Abstract:
Human agricultural activities are generating substantial carbon emissions across vast regions. Accurately understanding the current status, spatiotemporal patterns, and future trends of agricultural carbon emissions is crucial for optimizing carbon sequestration and emission reduction policies and enhancing climate adaptation capabilities. However, current methods for assessing agricultural carbon emissions face an inevitable challenge of reliance on statistical data, whereby regions with incomplete statistical records may encounter greater uncertainties in carbon accounting, analysis, and forecasting, or even lack results altogether. This limits our in-depth understanding of the spatiotemporal characteristics and future trends of agricultural carbon emissions in these regions. Taking Chongqing as a case study, this study integrated multi-source agricultural data combining government statistics and remote sensing monitoring within a county-level data framework to calculate agricultural carbon emissions from 2004 to 2023. Furthermore, spatiotemporal analysis methods including slope estimation, the Mann-Kendall test, Moran's I index, and the Getis-Ord
Gi* index were employed to examine change characteristics, while prediction models based on ARIMA and three machine learning methods (Support Vector Machine, Random Forest, and XGBoost) were constructed to investigate trends.
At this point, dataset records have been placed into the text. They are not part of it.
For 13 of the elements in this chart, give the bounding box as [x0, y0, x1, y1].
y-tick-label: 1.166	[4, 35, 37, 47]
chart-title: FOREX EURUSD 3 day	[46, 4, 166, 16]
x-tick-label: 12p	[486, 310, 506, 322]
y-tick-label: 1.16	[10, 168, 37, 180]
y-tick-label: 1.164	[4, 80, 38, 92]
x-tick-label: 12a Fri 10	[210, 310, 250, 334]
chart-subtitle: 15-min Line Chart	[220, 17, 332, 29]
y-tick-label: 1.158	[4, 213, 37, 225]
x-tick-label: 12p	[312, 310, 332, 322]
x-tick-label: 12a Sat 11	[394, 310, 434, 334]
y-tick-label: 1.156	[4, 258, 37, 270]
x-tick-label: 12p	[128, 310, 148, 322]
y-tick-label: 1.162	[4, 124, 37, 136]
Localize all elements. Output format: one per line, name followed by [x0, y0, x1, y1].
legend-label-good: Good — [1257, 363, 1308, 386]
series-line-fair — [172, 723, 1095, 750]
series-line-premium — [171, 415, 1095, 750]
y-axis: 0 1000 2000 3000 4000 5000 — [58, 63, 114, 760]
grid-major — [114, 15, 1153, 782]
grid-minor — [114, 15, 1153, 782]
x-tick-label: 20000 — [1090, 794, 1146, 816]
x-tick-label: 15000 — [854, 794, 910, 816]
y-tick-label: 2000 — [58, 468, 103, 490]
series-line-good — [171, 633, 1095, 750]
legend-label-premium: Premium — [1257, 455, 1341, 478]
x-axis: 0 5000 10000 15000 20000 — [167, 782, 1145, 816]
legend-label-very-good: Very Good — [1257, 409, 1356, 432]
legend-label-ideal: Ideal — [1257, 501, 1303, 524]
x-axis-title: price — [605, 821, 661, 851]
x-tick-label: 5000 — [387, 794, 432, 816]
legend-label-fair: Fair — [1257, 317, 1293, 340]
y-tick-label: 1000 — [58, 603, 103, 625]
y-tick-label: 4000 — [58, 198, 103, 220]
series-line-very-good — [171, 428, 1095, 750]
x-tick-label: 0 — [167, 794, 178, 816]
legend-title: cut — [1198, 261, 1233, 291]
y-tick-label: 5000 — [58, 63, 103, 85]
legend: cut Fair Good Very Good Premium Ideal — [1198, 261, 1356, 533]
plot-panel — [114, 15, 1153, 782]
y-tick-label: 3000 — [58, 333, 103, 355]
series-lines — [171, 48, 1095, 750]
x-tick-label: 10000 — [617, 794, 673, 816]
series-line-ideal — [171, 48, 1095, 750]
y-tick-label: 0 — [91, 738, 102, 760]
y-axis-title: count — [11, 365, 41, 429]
The results indicate that: 1) the multi-source data integration method for agricultural carbon emission accounting is feasible and reliable, yielding an average annual agricultural carbon emission of approximately 2.435 million tons for Chongqing. This result correlates significantly with accounting based on traditional statistical data (
R2=0.932,
p<0.05), compensating for missing county-level statistical data and demonstrating higher stability. 2) Significant source and regional differences exist in Chongqing's agricultural carbon emissions. Methane emissions from rice cultivation and carbon emissions from fertilizer use are the primary sources, with average annual emissions reaching 1.175 million tons and 0.809 million tons, respectively. The spatial agglomeration of agricultural carbon emissions in Chongqing has intensified year by year, with the global Moran's
I index reaching 0.695, 0.615, and 0.64 in 2017, 2021, and 2023, respectively. Districts such as Wanzhou, Liangping, and Zhongxian were identified as emission hotspots, with average annual agricultural carbon emissions of approximately 0.106, 0.105 and 0.089 million tons, respectively; whereas Beibei, Yubei, and Jiangbei were identified as emission cold spots, with average annual emissions of approximately 0.03, 0.051 and 0.01 million tons, respectively. 3) The interpretable ARIMA-XGBoost prediction model performed well on an independent test set (
R2=0.936) and revealed that Chongqing's agricultural carbon emissions will shift from a general stable state to a more widespread downward trend. Total emissions are projected to gradually decrease from 2.187 million tons to 1.788 million tons between 2024 and 2030. Factors such as rural employees, highway mileage and gross agricultural product exert a more significant influence on changes in agricultural carbon emissions, yet the spatially differentiated distribution across counties remains largely unchanged. This study highlights the advantages of information complementarity and reliability offered by the multi-source data integration method for agricultural carbon emission accounting, analysis, and forecasting, thereby enhancing the regional agricultural carbon emission assessment framework. It provides a scientific foundation for formulating carbon sequestration and emission reduction policies in Chongqing's agricultural and rural sectors and serves as a valuable methodological reference for selecting green and low-carbon development strategies in similar regions.